J.P. "Pat" Parker
Born 4 July 1908, Ireland.
Died circa 1966.
Joined 5 March 1935.
Best performances 3 miles – 14:32.0 (1937) (see foot of page).
International vests Northern Ireland 2 (1937, 1938); Great Britain & Northern Ireland 1 (1937).
Major championship record AAA Champs. 3 miles – 3rd (1937); English National CC Champs. – 4th (1937), 7th (1938).
Below: The National C. C. Champs. 1937 at Stratford on Avon and Pat Parker lies in 3rd place. He was to finish 4th.
J. P. PARKER, commonly known as Jack or Pat, was elected to membership of Belgrave Harriers at the age of 27. Almost immediately he made his mark by placing 2nd in the Club’s 3 miles track championship and in a 5 miles road race vs. Ashcombe AC and Ealing he matched the experienced Belgrave international Arthur Penny, crossing the line in equal first place.
Pat began 1936 confidently by winning the Sussex Cross Country Championship at Hassocks and was a member of Belgrave’s winning London to Brighton road relay team where he ran on the first stage and took Belgrave into a fourteen second lead. Soon his name had reached the ears of those in the higher echelons of our sport and he was placed on the initial list of men under consideration for selection for the Berlin Olympic Games, but nothing further of note was achieved that year.
1937 was Pat’s finest year. He ran to 3rd place in the Club’s 10 miles cross country championship and was 3rd overall and first man home for Belgrave Harriers in an international cross country race in Paris. After a blazing opening half mile Belgrave didn’t have a man in the top fifty. Then Pat, closely followed by Tom Carter, gained dozens of places and as the first lap was completed they were 6th and 7th. He was up to 5th on the second lap and finally ended the race in 3rd a short way behind two Frenchmen.

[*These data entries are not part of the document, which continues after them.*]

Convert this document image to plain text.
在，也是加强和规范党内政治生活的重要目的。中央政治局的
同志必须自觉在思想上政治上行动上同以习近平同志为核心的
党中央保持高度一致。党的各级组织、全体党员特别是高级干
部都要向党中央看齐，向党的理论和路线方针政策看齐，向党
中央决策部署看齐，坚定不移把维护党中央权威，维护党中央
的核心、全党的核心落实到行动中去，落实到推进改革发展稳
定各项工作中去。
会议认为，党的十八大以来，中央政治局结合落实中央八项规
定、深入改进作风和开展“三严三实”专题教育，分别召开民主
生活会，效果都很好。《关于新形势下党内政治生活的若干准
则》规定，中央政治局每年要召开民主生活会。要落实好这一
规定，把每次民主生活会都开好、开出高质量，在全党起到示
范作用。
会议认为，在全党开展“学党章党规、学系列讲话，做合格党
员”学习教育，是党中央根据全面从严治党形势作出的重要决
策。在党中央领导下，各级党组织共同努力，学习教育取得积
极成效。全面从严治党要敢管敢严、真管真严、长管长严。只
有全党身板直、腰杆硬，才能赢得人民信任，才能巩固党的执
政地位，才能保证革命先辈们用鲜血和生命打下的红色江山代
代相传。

The Southern Counties Cross Country Championship was held at Horton Kirby, Kent, where Pat and Jim Ginty were 100 yards clear of a field which was loaded with claret and gold vests near the front – but no official result was declared because, due to high winds, the “trail” was blown away and many runners went off course. A rerun a little later in the season saw only 32 individuals and four teams turn out, Belgrave not among them.
In March the National Cross Country Championship was at Stratford on Avon and Pat was 4th into the finish funnel. Just ahead of him was fellow Belgravian Jim Ginty but as the first two in the race did not represent clubs who had full teams, the Belgrave pair actually scored 1st and 2nd – our best start to a National team score to this day. In spite of this, Birchfield Harriers carried the day with 90 points to Belgrave's 94.
The International race was held in Belgium a week later at Hippodrome de Stockel, Brussels, but Pat, representing Northern Ireland, was unable to churn out another top performance after such a short interval. England won the team race and Northern Ireland placed 6th – but Pat Parker failed to finish.
A sensational run came from the Irishman in the London to Brighton relay where, running the second leg, he passed the eight runners who had started before him, took Belgrave into the lead and smashed the stage record; but the team were unable to sustain this level of performance and eventually placed 2nd. In the summer, on the track, Pat got up to 3rd place in the AAA 3 miles at White City, setting what was reported as a Belgrave record of 14:28 (see foot of page) and his reward was a British international vest for the 5000m in the annual match vs France. In Colombes, Paris, however, he could only place an untimed 4th of the four runners.
The following year Pat was 16th in the “Southern” and again prominent in the National Cross Country Championship, eventually placing 7th and first Belgravian. Once more he donned a Northern Irish vest for the International race, this time hosted at the Royal Ulster Show Grounds, Belfast. Again England triumphed with Northern Ireland 6th, but again J.P. Parker was not one of his team’s scorers, placing 51st. Another record time came in the London to Brighton Relay, this time on the final stage into Brighton.
By 1939 athletic minds were beginning to focus on the Olympic Games, due to be held in Helsingfors, Finland in 1940. Belgravians were desperate for Pat to get down to some serious training, feeling that he and possibly others in the Club had a chance of making the team. Of course, clouds of war were gathering and this Olympiad was never celebrated. As late as 1944 and ’45 it was still hoped that the Irishman would be able to resume some sort of running, but Pat’s athletic career was over.
• Who’s Who of UK & GB International Athletes (Buchanan) reports Parker’s 1937 A.A.A. time as an estimated 14:32.5; 1930-1939 U.K. Men’s Ranking Lists (Buchanan, Thurlow & Moreby) records the time as 14:32.0; The Belgravian gives it as 14:28.